Hillard, who advises every organisation to look at change through the lens of economic fundamentals, agrees. “The middle-manager whose role was simply to facilitate bureaucracy, to interpret orders from above and execute from below, is enormously at risk. The challenge is to find career paths where people can contribute to the greatest possible degree across the widest possible footprint their ability allows.”

Social media, so-called gamification and virtual teams are set to help companies find new ways of defying disruption. Hillard says large bureaucratic organisations are seeing their staff create self-organised teams on various internal social media products. But companies have to change their culture before people can use them effectively; legacy performance management structures and unimaginative team incentives dissuade potentially talented new recruits.

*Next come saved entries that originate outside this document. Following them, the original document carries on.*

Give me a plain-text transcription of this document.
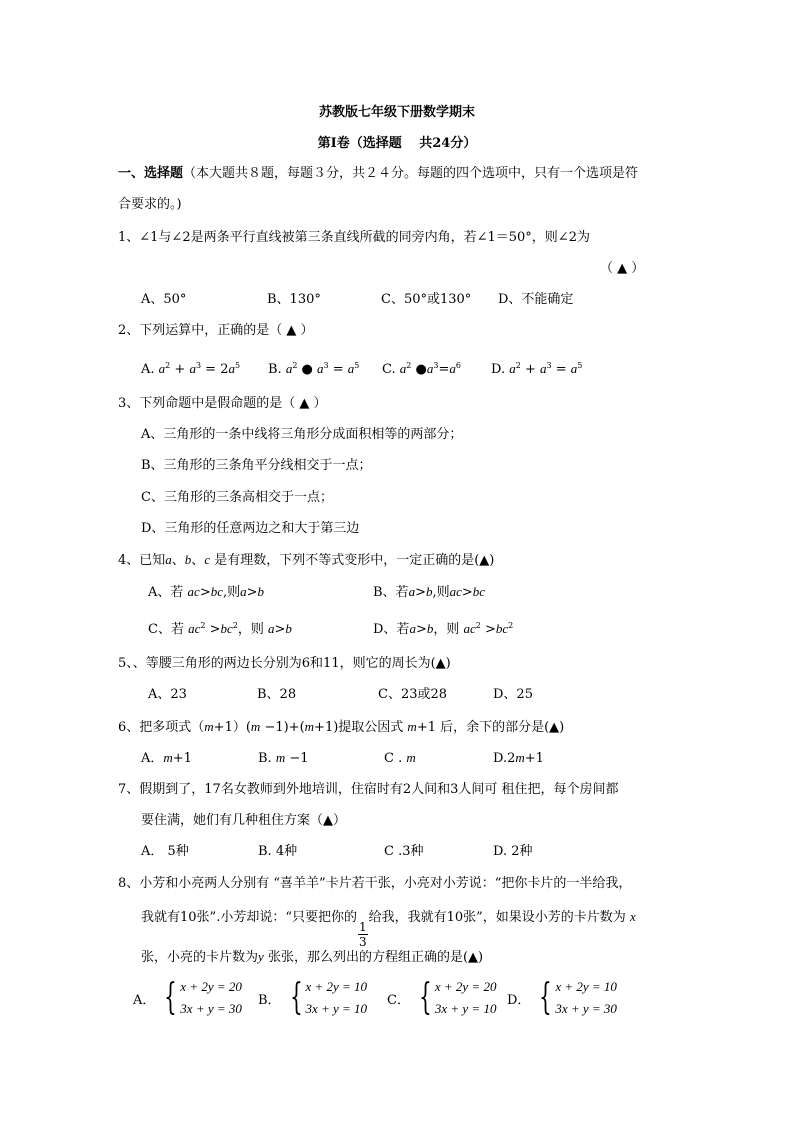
苏教版七年级下册数学期末
第Ⅰ卷（选择题　 共24分）
一、选择题（本大题共８题，每题３分，共２４分。每题的四个选项中，只有一个选项是符
合要求的。)
1、∠1与∠2是两条平行直线被第三条直线所截的同旁内角，若∠1＝50°，则∠2为
（ ▲ ）
A、50°	B、130°	C、50°或130° D、不能确定
2、下列运算中，正确的是（ ▲ ）
A. $a^2 + a^3 = 2a^5$ B. $a^2$ ● $a^3 = a^5$ C. $a^2$ $●a^3=a^6$ D. $a^2 + a^3 = a^5$
3、下列命题中是假命题的是（ ▲ ）
A、三角形的一条中线将三角形分成面积相等的两部分；
B、三角形的三条角平分线相交于一点；
C、三角形的三条高相交于一点；
D、三角形的任意两边之和大于第三边
4、已知a、b、c 是有理数，下列不等式变形中，一定正确的是(▲)
A、若 ac>bc,则a>b	B、若a>b,则ac>bc
C、若 $ac^2 >bc^2$，则 a>b	D、若a>b，则 $ac^2 >bc^2$
5、、等腰三角形的两边长分别为6和11，则它的周长为(▲)
A、23	B、28	C、23或28	D、25
6、把多项式（m+1）(m −1)+(m+1)提取公因式 m+1 后，余下的部分是(▲)
A．m+1	B. m −1	C . m	D.2m+1
7、假期到了，17名女教师到外地培训，住宿时有2人间和3人间可 租住把，每个房间都
要住满，她们有几种租住方案（▲）
A． 5种	B. 4种	C .3种	D. 2种
8、小芳和小亮两人分别有 “喜羊羊”卡片若干张，小亮对小芳说：“把你卡片的一半给我，
我就有10张”.小芳却说：“只要把你的
$\frac{1}{3}$
给我，我就有10张”，如果设小芳的卡片数为 x
张，小亮的卡片数为y 张张，那么列出的方程组正确的是(▲)
A． { x + 2y = 20
3x + y = 30
B． { x + 2y = 10
3x + y = 10
C． { x + 2y = 20
3x + y = 10
D． { x + 2y = 10
3x + y = 30
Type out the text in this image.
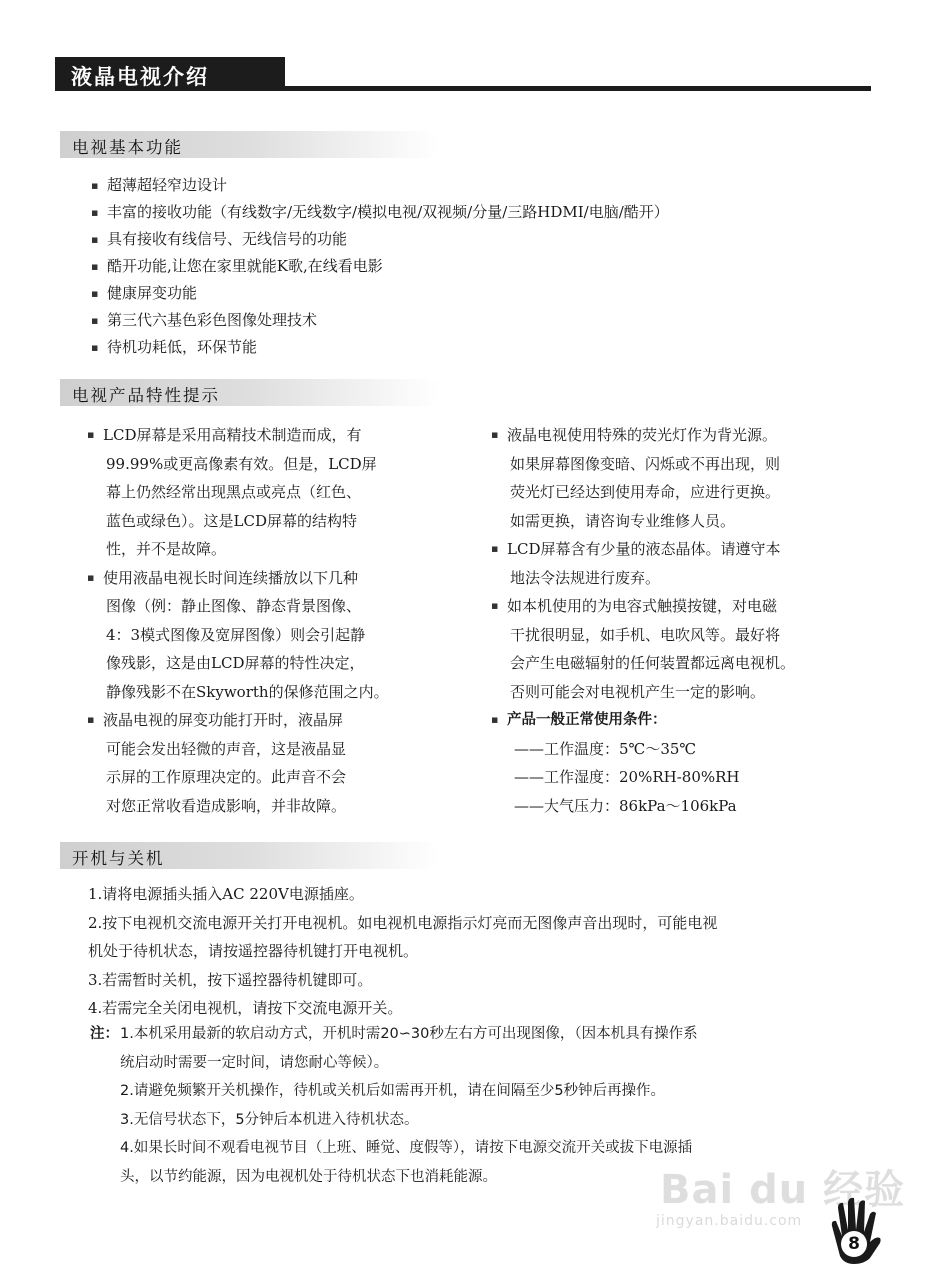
液晶电视介绍
电视基本功能
▪ 超薄超轻窄边设计
▪ 丰富的接收功能（有线数字/无线数字/模拟电视/双视频/分量/三路HDMI/电脑/酷开）
▪ 具有接收有线信号、无线信号的功能
▪ 酷开功能,让您在家里就能K歌,在线看电影
▪ 健康屏变功能
▪ 第三代六基色彩色图像处理技术
▪ 待机功耗低，环保节能
电视产品特性提示
▪ LCD屏幕是采用高精技术制造而成，有
99.99%或更高像素有效。但是，LCD屏
幕上仍然经常出现黑点或亮点（红色、
蓝色或绿色）。这是LCD屏幕的结构特
性，并不是故障。
▪ 使用液晶电视长时间连续播放以下几种
图像（例：静止图像、静态背景图像、
4：3模式图像及宽屏图像）则会引起静
像残影，这是由LCD屏幕的特性决定，
静像残影不在Skyworth的保修范围之内。
▪ 液晶电视的屏变功能打开时，液晶屏
可能会发出轻微的声音，这是液晶显
示屏的工作原理决定的。此声音不会
对您正常收看造成影响，并非故障。
▪ 液晶电视使用特殊的荧光灯作为背光源。
如果屏幕图像变暗、闪烁或不再出现，则
荧光灯已经达到使用寿命，应进行更换。
如需更换，请咨询专业维修人员。
▪ LCD屏幕含有少量的液态晶体。请遵守本
地法令法规进行废弃。
▪ 如本机使用的为电容式触摸按键，对电磁
干扰很明显，如手机、电吹风等。最好将
会产生电磁辐射的任何装置都远离电视机。
否则可能会对电视机产生一定的影响。
▪ 产品一般正常使用条件：
——工作温度：5℃～35℃
——工作湿度：20%RH-80%RH
——大气压力：86kPa～106kPa
开机与关机
1.请将电源插头插入AC 220V电源插座。
2.按下电视机交流电源开关打开电视机。如电视机电源指示灯亮而无图像声音出现时，可能电视
机处于待机状态，请按遥控器待机键打开电视机。
3.若需暂时关机，按下遥控器待机键即可。
4.若需完全关闭电视机，请按下交流电源开关。
注：1.本机采用最新的软启动方式，开机时需20∽30秒左右方可出现图像，（因本机具有操作系
统启动时需要一定时间，请您耐心等候）。
2.请避免频繁开关机操作，待机或关机后如需再开机，请在间隔至少5秒钟后再操作。
3.无信号状态下，5分钟后本机进入待机状态。
4.如果长时间不观看电视节目（上班、睡觉、度假等），请按下电源交流开关或拔下电源插
头，以节约能源，因为电视机处于待机状态下也消耗能源。	Bai du 经验
jingyan.baidu.com
8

“By enabling social technologies in your organisation and allowing your employees to engage externally via social platforms you amplify your culture.”
David Guazzarotto, CEO, Future Knowledge

“They don’t want to sit inside a deep hierarchy and receive orders from above,” says Hillard. “If you can harness 10 people looking at a difficult strategic problem rather than one person having to make the decision you’re going to get a better outcome. It’s crowdsourcing decision-making in organisations, using social media or gamification. It’s about trying to engage large numbers of people by making our day-to-day jobs into the form of a game and getting people excited and engaged.”

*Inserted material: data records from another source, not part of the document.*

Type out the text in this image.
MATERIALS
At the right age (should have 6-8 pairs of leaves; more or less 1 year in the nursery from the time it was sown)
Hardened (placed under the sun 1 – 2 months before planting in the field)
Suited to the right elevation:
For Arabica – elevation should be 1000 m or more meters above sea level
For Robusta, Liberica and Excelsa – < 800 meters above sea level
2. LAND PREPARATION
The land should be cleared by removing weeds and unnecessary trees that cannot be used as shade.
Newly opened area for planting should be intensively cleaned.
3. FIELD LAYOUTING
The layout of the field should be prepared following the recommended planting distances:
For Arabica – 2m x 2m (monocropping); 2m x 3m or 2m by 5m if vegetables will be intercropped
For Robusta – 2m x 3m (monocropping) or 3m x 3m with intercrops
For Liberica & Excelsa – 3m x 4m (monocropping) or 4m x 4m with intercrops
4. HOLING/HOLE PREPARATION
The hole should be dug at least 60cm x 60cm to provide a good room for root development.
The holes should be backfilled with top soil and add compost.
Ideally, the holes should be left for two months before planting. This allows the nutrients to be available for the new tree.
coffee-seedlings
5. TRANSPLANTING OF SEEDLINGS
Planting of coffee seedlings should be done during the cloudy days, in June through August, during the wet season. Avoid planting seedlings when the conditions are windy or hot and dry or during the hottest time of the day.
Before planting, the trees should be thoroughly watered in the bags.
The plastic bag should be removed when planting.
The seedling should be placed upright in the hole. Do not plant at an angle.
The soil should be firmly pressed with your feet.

Gamification is being integrated into help desk software and used to help increase employee productivity. It’s also being introduced as a tool for customer engagement, for encouraging good behaviour on website forums and increasing social network engagement. Some critics dismiss it as another marketing fad; others say it offers achievement only in its most artificial sense. But Hillard maintains gamification has the potential to assist adaptive, information-driven organisations. “Rather than creating a chain of command and coding that into an approval process, you need a score level in order to be confident that this expenditure or investment has appropriate approval, watching through social media how people choose to get that score.”

Guazzarotto agrees social media can support rapid cultural change, but it’s still enemy territory for many of the organisations he works with. “By enabling social technologies in your organisation and allowing your employees to engage externally via social platforms you amplify your culture.” Conversely, a toxic culture can quickly be exposed for that – negative viral campaigns on social media can do immense harm in a short time; as in the case of English gastro-pub The Plough that laid-off its head chef before Christmas but neglected to regain control of the business’s Twitter logon. His subsequent series of damaging tweets suggesting questionable ethics has since been retweeted multiple times.

Carruth agrees a skill-upgrade is underway, with fewer people engaged in mundane processing-type work, but foresees a less catastrophic evolution for middle-managers. “They possibly require less management in those roles than previously, which means there are fewer middle-management roles, but they’re declining not disappearing.”

Guazzarotto predicts our working methods are fundamentally changing. “I’m advocating the end of the job; in other words, we’re not going to be hired to do a particular job, we’re going to become part of collaborative structures that are centred on activities instead of jobs and responsibilities and we’ll be collaborating with people from all over the world: employees, contractors, industry influencers. Social media is the glue binding all that together.”

It’s sobering that nearly four in 10 respondents in the Economist’s survey worry their organisations won’t keep pace with technology change and thus lose their competitive edge. Successful change isn’t trivial; but then, neither is wasting your energy holding back a carriage horse while your competitors are overtaking you in high-powered motor vehicles.